The Martin Smell

Memphis Weirdo

Active member
Joined
Sep 17, 2014
Messages
26
Reaction score
2
Location
Gently sailing on the Ukulele Sea
Several questions:

- What causes that wonderful Martin smell? It smells like a wooden box that was used to store nice pipe tobacco. Is it the wood? ...the glue? Is it the odor of the Martin Genie that lives inside the ukulele? What causes it?

- How long does it last? Do old Martins from the distant past still have it, or does it eventually fade away completely?

- Do Martin guitars have the same smell as the ukuleles?

- The 0XK isn't even "real" wood, but it still has the Martin smell. Why?

- Has anyone ever discovered a way to reproduce it?
 
Not exactly an answer to your interesting questions (anyone asked the Martin company directly?), but this is something I found around a year ago.

An article appeared in the Wall Street Journal about using olfactory points of sale applied to unusual merchandise: http://www.wsj.com/articles/should-companies-trademark-scents-1428965455. The ukulele quote, for your reading pleasure:

"Flotek is one of a small number of companies trying to trademark their efforts to grab customers by the nose. A U.S. ukulele company won trademark protection for a scent that—according to its application—lends its little stringed instruments a distinctive piña colada aroma. [...] Securing trademark protection doesn’t guarantee a marketing benefit. Eddy Finn Ukulele Co., the company that adds a tropical scent to its ukuleles, is a cautionary tale. Its slogan: “Play to your senses!” A division of SHS International in Indianapolis, the company sought and won a trademark for the scent of a piña colada—“the smell of the beach” as SHS’s founder Guy Petty puts it—and trumpeted the victory on its website. Only later did it realize that its biggest obstacle was technical, not legal. The problem was with the aerosol spray coating the inside of its instruments. Ukuleles shipped overseas lost their scent during the voyage, according to Mr. Petty, so by the time their international customers plucked them, they just smelled like ukuleles. “We just have to find a better way to keep the scent from evaporating,” he said."

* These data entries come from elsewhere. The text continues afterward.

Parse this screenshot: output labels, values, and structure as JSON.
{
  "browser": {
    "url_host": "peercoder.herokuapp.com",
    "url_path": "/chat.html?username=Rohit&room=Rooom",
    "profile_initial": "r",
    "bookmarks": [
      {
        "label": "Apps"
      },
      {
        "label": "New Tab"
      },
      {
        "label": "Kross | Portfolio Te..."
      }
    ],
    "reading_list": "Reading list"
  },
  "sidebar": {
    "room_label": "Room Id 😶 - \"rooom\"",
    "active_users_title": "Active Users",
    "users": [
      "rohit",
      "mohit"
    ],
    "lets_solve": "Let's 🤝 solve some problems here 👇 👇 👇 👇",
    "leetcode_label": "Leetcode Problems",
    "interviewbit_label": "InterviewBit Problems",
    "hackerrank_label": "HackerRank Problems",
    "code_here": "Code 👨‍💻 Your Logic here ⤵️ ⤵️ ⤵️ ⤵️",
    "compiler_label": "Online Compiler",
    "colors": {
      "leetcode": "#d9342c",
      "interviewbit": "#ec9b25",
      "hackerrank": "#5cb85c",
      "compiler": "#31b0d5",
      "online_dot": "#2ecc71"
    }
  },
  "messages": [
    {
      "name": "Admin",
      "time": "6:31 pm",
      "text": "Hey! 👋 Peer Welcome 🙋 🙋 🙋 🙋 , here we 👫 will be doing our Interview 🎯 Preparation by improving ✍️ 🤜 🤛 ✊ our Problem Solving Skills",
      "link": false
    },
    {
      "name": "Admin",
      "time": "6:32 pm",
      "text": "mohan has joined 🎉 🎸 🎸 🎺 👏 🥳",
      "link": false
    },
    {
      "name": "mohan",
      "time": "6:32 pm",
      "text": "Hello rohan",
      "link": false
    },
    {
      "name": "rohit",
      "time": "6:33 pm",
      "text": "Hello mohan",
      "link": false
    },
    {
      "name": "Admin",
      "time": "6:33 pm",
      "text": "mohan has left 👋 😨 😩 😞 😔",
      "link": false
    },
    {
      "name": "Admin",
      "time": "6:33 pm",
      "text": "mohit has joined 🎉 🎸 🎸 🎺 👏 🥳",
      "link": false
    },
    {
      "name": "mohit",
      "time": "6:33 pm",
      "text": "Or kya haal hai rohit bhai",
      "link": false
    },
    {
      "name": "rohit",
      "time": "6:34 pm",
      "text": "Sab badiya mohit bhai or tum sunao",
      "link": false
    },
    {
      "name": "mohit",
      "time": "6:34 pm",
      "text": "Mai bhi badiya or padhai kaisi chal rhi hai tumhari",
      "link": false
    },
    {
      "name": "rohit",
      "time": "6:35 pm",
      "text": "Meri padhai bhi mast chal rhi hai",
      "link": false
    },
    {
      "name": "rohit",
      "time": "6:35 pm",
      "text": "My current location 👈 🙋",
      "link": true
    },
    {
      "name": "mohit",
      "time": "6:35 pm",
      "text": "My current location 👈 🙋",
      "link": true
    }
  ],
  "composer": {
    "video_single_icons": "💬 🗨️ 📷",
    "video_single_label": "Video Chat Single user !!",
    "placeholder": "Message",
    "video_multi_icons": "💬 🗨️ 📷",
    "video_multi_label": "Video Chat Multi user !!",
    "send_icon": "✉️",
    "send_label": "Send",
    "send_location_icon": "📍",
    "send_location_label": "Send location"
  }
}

The article continues with how reluctant patent offices are to trademarking scents that are not of practical use (e.g. not in the perfume-soap-cleaner aisles). Only in the UK did one company succesfully trademark the non-perfume-ish 'strong smell of bitter beer'. Hmmm.
 
- Do Martin guitars have the same smell as the ukuleles?
In my experience, yes!

- The 0XK isn't even "real" wood, but it still has the Martin smell. Why?
I'm guessing, the bracing, which is real wood. Also, the neck is real wood!

- Has anyone ever discovered a way to reproduce it?
Chris Martin hopes not!!

I love the smell!
 
My 30's style 0 still has a faint smell, like my C1K, if I remember right.
 
Did you consider that maybe the previous owner ( I'm assuming it is vintage ) put pipe tobacco in the uke to cover up a moldy smell ?
I've got a 20's style 2 with vintage case that both have a mold/mildew/? smell. I've tried baking soda , deoderizer , right now it has ground coffee ( for a month ).
My last resort may be some nice smelling pipe tobacco. I have over a dozen ukes , this is the only one I have bothered to smell.
 
The intoxicating smell that emanates from the soundholes of new Martin instruments comes mostly from the cedar kerfing.

Kerfing is a wood lining that is glued to the inside of the top and bottom of the rim (sides) of guitars, ukuleles, mandolins, etc... to create an interior surface, onto which the top and bottom of the instrument is glued.